Hello, there! Today, I’m having one of those difficult days where there’s simply so much to be done and said that I feel a little overwhelmed. Hence, I decided to take a deep breath and pace myself and write about Slow Design and its principles.
Some of you may have heard of Slow Food. That’s pretty close in concept. Slow Design is a branch of the Slow Movement that aims for a better well being of people, both, as individuals and part of a society within a natural environment. I hope I didn’t just lose you. For those that are still with me, thank you! I will make it worthwhile.
As I was saying, all great things take time, including design. All designs start out as a possibility, an idea and turn into a drawing plan with a tender and a budget and finally they come to life. It is a multi-step procedure that evolves over time and the more time a designer spends on the planning process the better the design – the less ambiguities, the more sound. It’s common sense. Right? It is! I think the late Vito Acconci, an American designer (1940-2017), phrased it in the best possible way:
Architecture is not about space, but about time.
He was absolutely right. Spaces are merely created, formed and shaped in order for people, under given conditions, to enjoy their time in them. It takes a good amount of effort to design a space that people will take pride in and simultaneously accommodate for all their needs. And even then, a space will continue to evolve and the people who live in it will continue to add on their experiences.
This is where Slow Design comes in and tries to claim “time” from this rapid changing world that hardly processes things anymore before it ‘chews them and spits them out.’ It’s all about appreciating the process, the journey of this evolving project and the mindfulness that goes into that process. Hence, Slow Design is not some rigid body of design rules. However, it is based on certain principles that we can all employ for a better living.
Slow Design Principles
Shop slower. I definitely don’t have anything against fast-track furniture brands, or ordering something online. (As a matter of fact, I wrote about IKEA’s democratic design approach). However, taking our time will ensure more thoughtfulness into our shopping and less regrets later. Invest in furniture that you can build memories with.

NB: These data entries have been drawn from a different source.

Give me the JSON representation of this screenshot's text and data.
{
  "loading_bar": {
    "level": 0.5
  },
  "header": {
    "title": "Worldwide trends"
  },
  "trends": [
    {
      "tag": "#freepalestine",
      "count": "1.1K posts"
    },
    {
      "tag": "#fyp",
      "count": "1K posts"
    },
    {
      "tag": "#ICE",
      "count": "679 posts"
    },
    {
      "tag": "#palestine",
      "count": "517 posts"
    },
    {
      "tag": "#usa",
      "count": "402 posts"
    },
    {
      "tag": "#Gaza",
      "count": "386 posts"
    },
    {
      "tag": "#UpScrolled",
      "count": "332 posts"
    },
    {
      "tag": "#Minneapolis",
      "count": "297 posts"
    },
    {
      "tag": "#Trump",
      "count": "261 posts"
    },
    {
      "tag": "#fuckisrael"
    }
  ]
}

Select modular and multi-functional pieces taking into account both short and long – term use.
Shop handmade goods and support Fair Trade. There’s true beauty and uniqueness to be found in handmade goods. Support your local craftsmen and opt for cultural diversity. That’s the best way to build an eclectic style. There’s true value in handmade goods i.e. textiles. And believe it or not, some crafts may go extinct in the near future if we don’t support them. Iranian weavers for example are much lesser nowadays.
Choose sustainable furniture. A serious effort is being made in this direction, so do consider opting for furniture from recycled materials. Even fast-track furniture brands are stepping up their efforts.
Allow your home to grow and evolve with you. Great homes don’t come about overnight. In most cases it takes time and a lot of re-arranging to nail the perfect spot for that oh-so-precious decor artifact. If you don’t design and built your home from scratch then, you’ll probably be undergoing several home improvement projects and these require time. (You may want to check out some home improvement ideas I discuss here).
How Slow Design Improves Our Living Experience
It calls for us to do things at a slower pace, to tailor everything to our specific needs and adapt more flexible and distinctive solutions, in order to appreciate everything more while taking more pleasure out of everything. Consequently, it translates into a happier living because you end up building enough patience to get things done in a way that truly meets and satisfies your needs. Hence, you compromise a lot less.
Meanwhile, you embrace the journey with all the changing circumstances it may bring. But at the end of the day, it is all about achieving an overall inner balance or Lagom – a Swedish word for “enough, sufficient, just right.” Sounds like a healthier attitude towards life, now doesn’t it?!
Although I’m an old advocate of Slow Design and its principles, I didn’t know about this Swedish word that best describes the aim of this Slow Movement. To be perfectly honest, I first read about Lagom in Niki Brantmark’s interior design blog – the curator of MyScandinavianHome.
Needless to say, that I’m now one of her newest fans. She in fact, inspired me to write this post when she replied to a comment of mine telling me to “quote” her on Slow Design next time!
In any case, the main thing that has captivated me about her approach, is her unpretentious easy – going vibe I get from her. I would have never guessed that she’s a Brit if she didn’t write it in her bio. She appears to be way too agreeable – sorry my Brit friends – you’re also cool but in a different way! 😉 And my best guess is that it’s because she has managed to find Lagom in her life in Sweden.
So, when I read about her new book titled Lagom, it all started to make sense to me. Her latest book is filled with ideas covering all real life aspects having a first hand experience with the philosophy of feeling enough. After all, the Swedish have turned it into an art, so she must know all about it by now!
Since I got my hands on this book, I still haven’t had the time to properly sit and read it. Once I do though, I will share more of it and slow design in general with you all. As for Niki, I truly wish her the best!